— Двадцать пять мне, — сказала Маришка, и он цокнул и покачал головой.
Она поблагодарила его, встала со скамьи и пошла — мимо накрытой платком мертвой старухи, мимо окон, за которыми выли по Наталье мельниковы дети и орал младенец, мимо деловитых равнодушных кур, скребущих двор. Дёма ждал у ворот, смотрел виновато.
— Ма, — сказал он. — Тебе больно?
— Да, — ответила она.
— Руку? Или где батя вчера ухватом?..
Маришка не ответила, подняла его, как маленького, обняла крепко-крепко, вдыхая теплый запах — он пах пылью, песком, прогретым солнышком морем. Он всегда пах морем. Потом взяла сына за руку и повела домой.

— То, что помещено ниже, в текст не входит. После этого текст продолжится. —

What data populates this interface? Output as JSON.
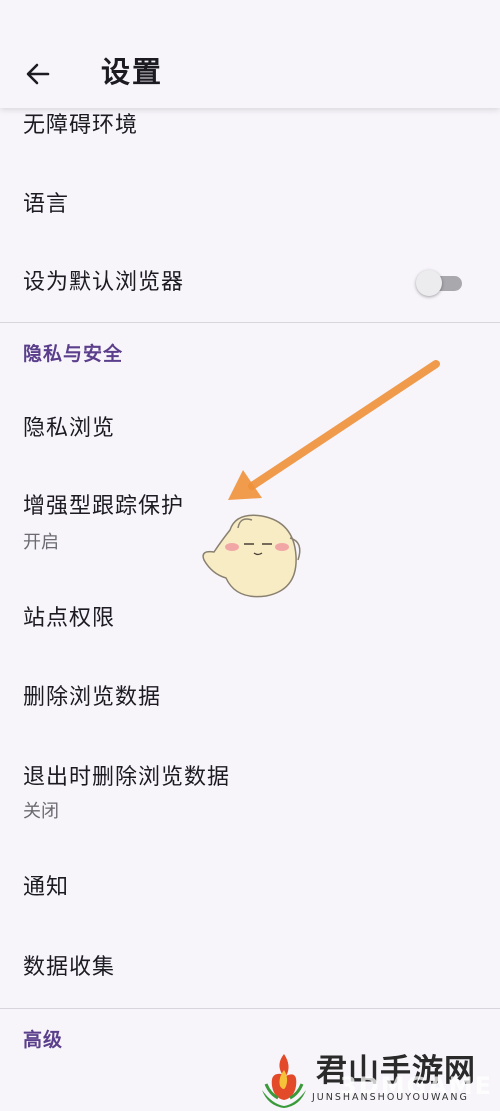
{
  "header": {
    "title": "设置",
    "back_icon": "arrow-left-icon"
  },
  "items": {
    "accessibility": "无障碍环境",
    "language": "语言",
    "default_browser": "设为默认浏览器",
    "private_browsing": "隐私浏览",
    "tracking_protection": "增强型跟踪保护",
    "tracking_protection_status": "开启",
    "site_permissions": "站点权限",
    "delete_browsing_data": "删除浏览数据",
    "delete_on_quit": "退出时删除浏览数据",
    "delete_on_quit_status": "关闭",
    "notifications": "通知",
    "data_collection": "数据收集"
  },
  "sections": {
    "privacy_security": "隐私与安全",
    "advanced": "高级"
  },
  "toggles": {
    "default_browser_enabled": false
  },
  "watermark": {
    "title": "君山手游网",
    "subtitle": "JUNSHANSHOUYOUWANG",
    "overlay": "3DMGAME"
  },
  "colors": {
    "background": "#f7f5fa",
    "section_header": "#5b3f8c",
    "annotation_arrow": "#f0913a"
  }
}
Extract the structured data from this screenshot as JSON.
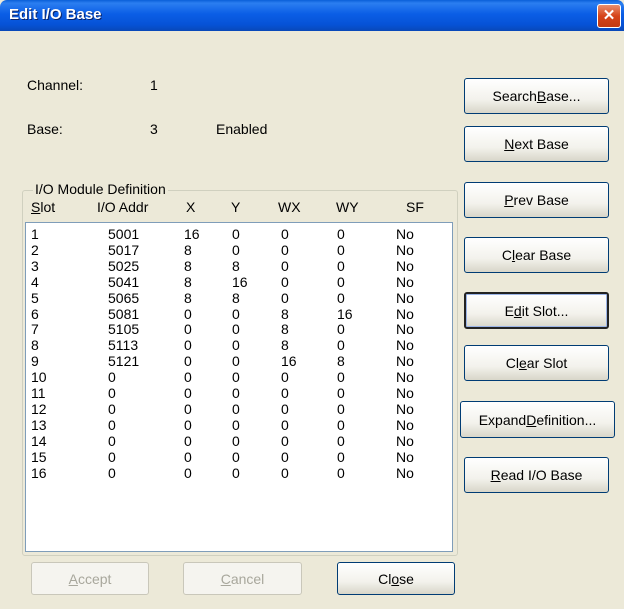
{
  "window": {
    "title": "Edit I/O Base",
    "close_glyph": "✕"
  },
  "info": {
    "channel_label": "Channel:",
    "channel_value": "1",
    "base_label": "Base:",
    "base_value": "3",
    "base_status": "Enabled"
  },
  "group": {
    "label": "I/O Module Definition",
    "columns": {
      "slot_u": "S",
      "slot_rest": "lot",
      "addr": "I/O Addr",
      "x": "X",
      "y": "Y",
      "wx": "WX",
      "wy": "WY",
      "sf": "SF"
    }
  },
  "rows": [
    {
      "slot": "1",
      "addr": "5001",
      "x": "16",
      "y": "0",
      "wx": "0",
      "wy": "0",
      "sf": "No"
    },
    {
      "slot": "2",
      "addr": "5017",
      "x": "8",
      "y": "0",
      "wx": "0",
      "wy": "0",
      "sf": "No"
    },
    {
      "slot": "3",
      "addr": "5025",
      "x": "8",
      "y": "8",
      "wx": "0",
      "wy": "0",
      "sf": "No"
    },
    {
      "slot": "4",
      "addr": "5041",
      "x": "8",
      "y": "16",
      "wx": "0",
      "wy": "0",
      "sf": "No"
    },
    {
      "slot": "5",
      "addr": "5065",
      "x": "8",
      "y": "8",
      "wx": "0",
      "wy": "0",
      "sf": "No"
    },
    {
      "slot": "6",
      "addr": "5081",
      "x": "0",
      "y": "0",
      "wx": "8",
      "wy": "16",
      "sf": "No"
    },
    {
      "slot": "7",
      "addr": "5105",
      "x": "0",
      "y": "0",
      "wx": "8",
      "wy": "0",
      "sf": "No"
    },
    {
      "slot": "8",
      "addr": "5113",
      "x": "0",
      "y": "0",
      "wx": "8",
      "wy": "0",
      "sf": "No"
    },
    {
      "slot": "9",
      "addr": "5121",
      "x": "0",
      "y": "0",
      "wx": "16",
      "wy": "8",
      "sf": "No"
    },
    {
      "slot": "10",
      "addr": "0",
      "x": "0",
      "y": "0",
      "wx": "0",
      "wy": "0",
      "sf": "No"
    },
    {
      "slot": "11",
      "addr": "0",
      "x": "0",
      "y": "0",
      "wx": "0",
      "wy": "0",
      "sf": "No"
    },
    {
      "slot": "12",
      "addr": "0",
      "x": "0",
      "y": "0",
      "wx": "0",
      "wy": "0",
      "sf": "No"
    },
    {
      "slot": "13",
      "addr": "0",
      "x": "0",
      "y": "0",
      "wx": "0",
      "wy": "0",
      "sf": "No"
    },
    {
      "slot": "14",
      "addr": "0",
      "x": "0",
      "y": "0",
      "wx": "0",
      "wy": "0",
      "sf": "No"
    },
    {
      "slot": "15",
      "addr": "0",
      "x": "0",
      "y": "0",
      "wx": "0",
      "wy": "0",
      "sf": "No"
    },
    {
      "slot": "16",
      "addr": "0",
      "x": "0",
      "y": "0",
      "wx": "0",
      "wy": "0",
      "sf": "No"
    }
  ],
  "side_buttons": {
    "search_base": {
      "pre": "Search ",
      "u": "B",
      "post": "ase..."
    },
    "next_base": {
      "pre": "",
      "u": "N",
      "post": "ext Base"
    },
    "prev_base": {
      "pre": "",
      "u": "P",
      "post": "rev Base"
    },
    "clear_base": {
      "pre": "C",
      "u": "l",
      "post": "ear Base"
    },
    "edit_slot": {
      "pre": "E",
      "u": "d",
      "post": "it Slot..."
    },
    "clear_slot": {
      "pre": "Cl",
      "u": "e",
      "post": "ar Slot"
    },
    "expand_definition": {
      "pre": "Expand ",
      "u": "D",
      "post": "efinition..."
    },
    "read_io_base": {
      "pre": "",
      "u": "R",
      "post": "ead I/O Base"
    }
  },
  "bottom_buttons": {
    "accept": {
      "pre": "",
      "u": "A",
      "post": "ccept"
    },
    "cancel": {
      "pre": "",
      "u": "C",
      "post": "ancel"
    },
    "close": {
      "pre": "Cl",
      "u": "o",
      "post": "se"
    }
  }
}
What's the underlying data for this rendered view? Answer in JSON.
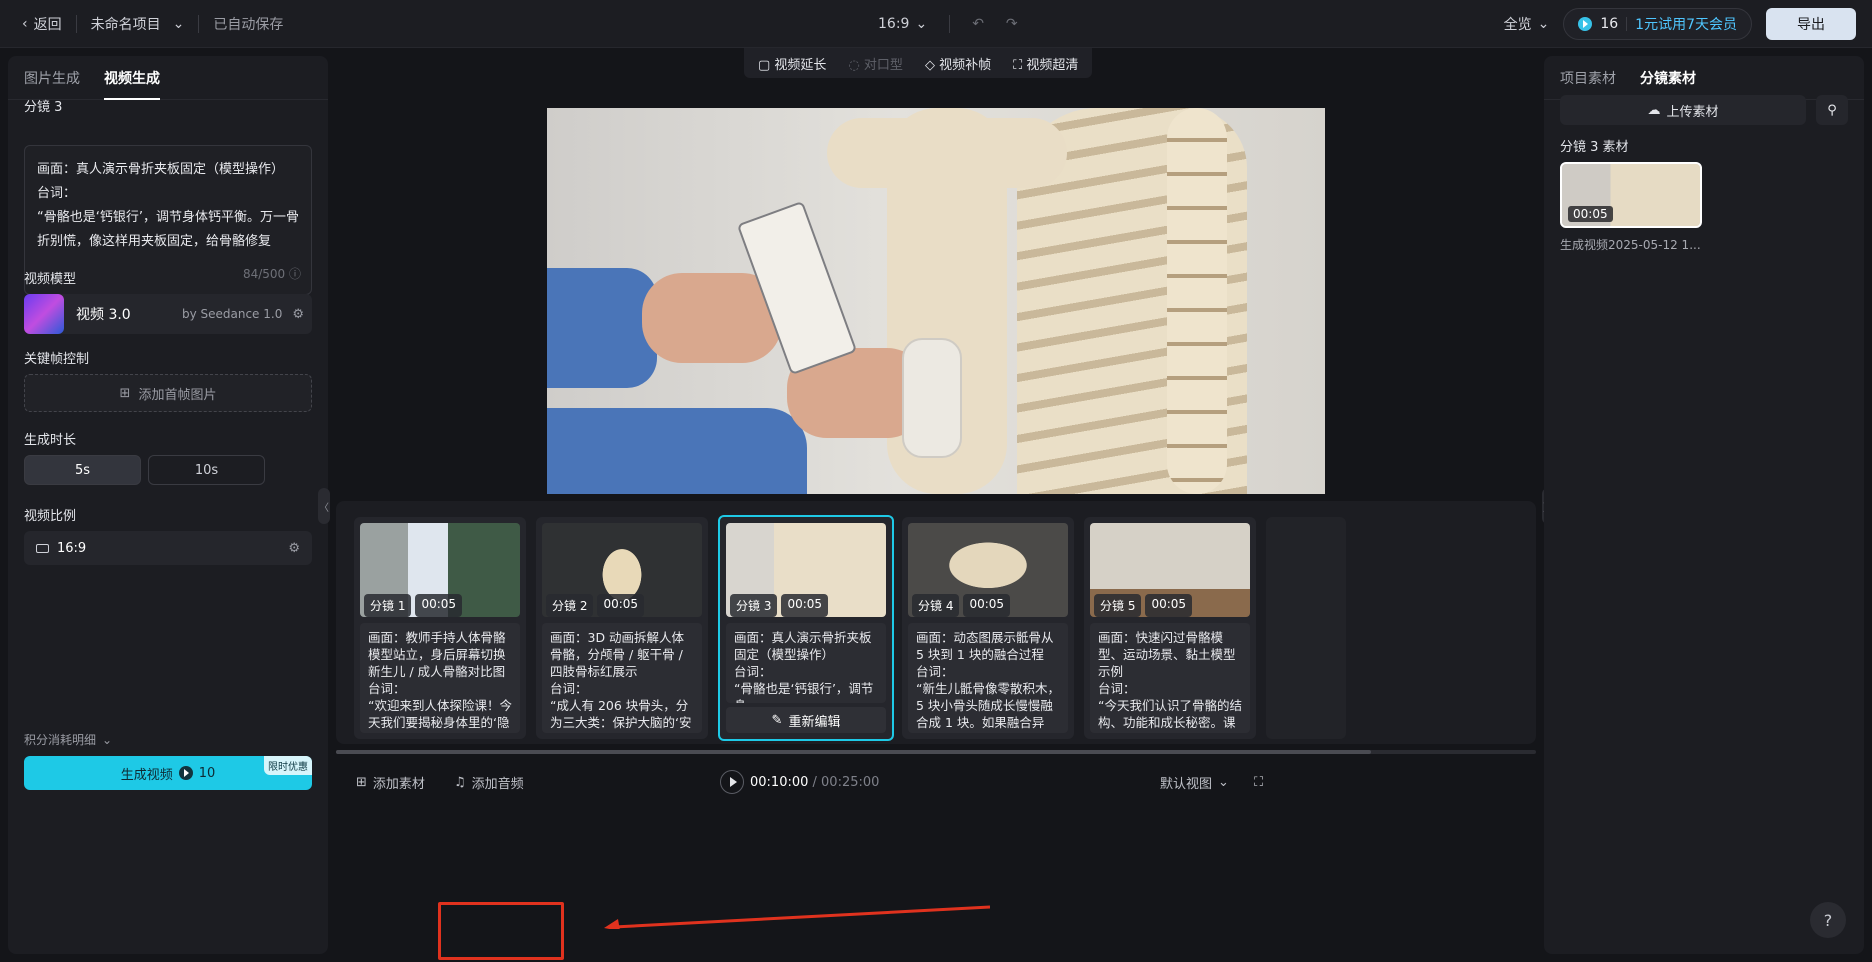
{
  "topbar": {
    "back": "返回",
    "project": "未命名项目",
    "autosave": "已自动保存",
    "ratio": "16:9",
    "view": "全览",
    "credits": "16",
    "vip": "1元试用7天会员",
    "export": "导出"
  },
  "left": {
    "tabs": [
      "图片生成",
      "视频生成"
    ],
    "shot_title": "分镜 3",
    "prompt_lines": [
      "画面：真人演示骨折夹板固定（模型操作）",
      "台词：",
      "“骨骼也是‘钙银行’，调节身体钙平衡。万一骨折别慌，像这样用夹板固定，给骨骼修复"
    ],
    "counter": "84/500",
    "model_label": "视频模型",
    "model_name": "视频 3.0",
    "model_by": "by Seedance 1.0",
    "keyframe_label": "关键帧控制",
    "add_first_frame": "添加首帧图片",
    "duration_label": "生成时长",
    "dur_5": "5s",
    "dur_10": "10s",
    "ratio_label": "视频比例",
    "ratio_value": "16:9",
    "consume": "积分消耗明细",
    "generate": "生成视频",
    "generate_cost": "10",
    "promo": "限时优惠"
  },
  "toolstrip": {
    "extend": "视频延长",
    "lipsync": "对口型",
    "interp": "视频补帧",
    "superres": "视频超清"
  },
  "cards": [
    {
      "label": "分镜 1",
      "dur": "00:05",
      "text": "画面：教师手持人体骨骼模型站立，身后屏幕切换新生儿 / 成人骨骼对比图\n台词：\n“欢迎来到人体探险课！今天我们要揭秘身体里的‘隐形城"
    },
    {
      "label": "分镜 2",
      "dur": "00:05",
      "text": "画面：3D 动画拆解人体骨骼，分颅骨 / 躯干骨 / 四肢骨标红展示\n台词：\n“成人有 206 块骨头，分为三大类：保护大脑的‘安全帽’颅"
    },
    {
      "label": "分镜 3",
      "dur": "00:05",
      "text": "画面：真人演示骨折夹板固定（模型操作）\n台词：\n“骨骼也是‘钙银行’，调节身",
      "reedit": "重新编辑"
    },
    {
      "label": "分镜 4",
      "dur": "00:05",
      "text": "画面：动态图展示骶骨从 5 块到 1 块的融合过程\n台词：\n“新生儿骶骨像零散积木，5 块小骨头随成长慢慢融合成 1 块。如果融合异常，可能引发腰"
    },
    {
      "label": "分镜 5",
      "dur": "00:05",
      "text": "画面：快速闪过骨骼模型、运动场景、黏土模型示例\n台词：\n“今天我们认识了骨骼的结构、功能和成长秘密。课后有两个小任务："
    }
  ],
  "bottom": {
    "add_material": "添加素材",
    "add_audio": "添加音频",
    "time_current": "00:10:00",
    "time_total": " / 00:25:00",
    "default_view": "默认视图"
  },
  "right": {
    "tabs": [
      "项目素材",
      "分镜素材"
    ],
    "upload": "上传素材",
    "section": "分镜 3 素材",
    "asset_dur": "00:05",
    "asset_name": "生成视频2025-05-12 1..."
  },
  "help": "?"
}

Дёма проснулся рано, не вышло выспаться перед плаванием. Дед Пахом сказал, что в море пробудут два дня, хотя если корюшка опять пойдет, как в прошлом году, можно и за день управиться. Надо было подняться, напиться холодного молока из ведерка в сенях, прихватить нахохленную курицу — он вчера выбрал старую, одноглазую, с драным крылом, в судьбе которой, предположительно, утопление не станет такой уж переменой к худшему.
Дёма рыбачил с артелью уже два года, обучался рыбному делу. Сначала на реке на гребном баркасе, потом парус приладили, в море стали выходить. Пахом был удачлив и суеверен — перед большим ловом с вечера в церкви отстоит, свечек понаставит апостолу Петру-рыбаку, а утром и рыбному царю жертвой поклонится, гусем или курицей.
«Умное теля двух маток сосет», — бурчал отец, смотрел мутными испитыми глазами, матери показывал, чтобы на стол подавала.
И даже трезвым нет-нет да и обидит её, то ложкой стукнет — каша горяча, то за косу дернет — не так глянула. А на сына посмотрит — так и вовсе ярость под кожей ходит — не похож-де, мальчишка на него, Василия, совсем, а бабье блядство у всех на слуху, все суки брехливые… Дёма сжимал кулаки, когда об отце думал.
— Это он не со зла. Как его в рыбацкие артели перестали брать, так и пропал, — говорила мама, в глаза не смотрела, шла с корзиной вдоль борозды, бросала мелкоту, крохотные картошки катились, пытаясь тут же спрятаться в сырой теплой земле, пустить корни, выстрелить вверх крепкой зеленью. Всему живому хочется себя продлить, размножить, в мире закрепить, тем и крутится вечный водоворот.
— Говорят же «кто водкой упивается, тот слезами умывается»…
— Так пьет-то он, а умываешься-то ты. А брать потому и перестали, что пил до чертей, нет?
Дёма взялся за лопату — зарывать картофельных детенышей. Поле отцу община выделила далеко, не находишься, но было в том и добро — первый год по осени кто-то полурожая ночью снес, так Василий теперь с лета шалаш ставил, вооружался вилами и ножом, и жил здесь у поля два месяца, мать хоть дух успевала перевести.
— Пустое это, — сказала она наконец. — Мне уж все равно. Ничего не важно, ничего не трогает. Только ты, Дёма, твоя жизнь, твое счастье… Призыв скоро, я слышала, как вы с ребятами про солдатскую долю говорили… Да ты у нас один сын, не погонят тебя жребий тянуть.
— Я б в матросы пошел бы, — сказал Дёма задумчиво. — На воду…
И осекся, глядя как у матери рот скорбно сжался и брови взлетели, как у богородицы на потемневшей иконе. Больше они про то не разговаривали.
Дёма оделся, стараясь не скрипеть половицами — пусть мама подольше поспит. Думал, брать ли тулуп — остальные-то артельщики вечером у костра понапьются, разогреются, а Дёма никак алкоголь не принимал, сразу выворачивало, горло будто ссыхалось.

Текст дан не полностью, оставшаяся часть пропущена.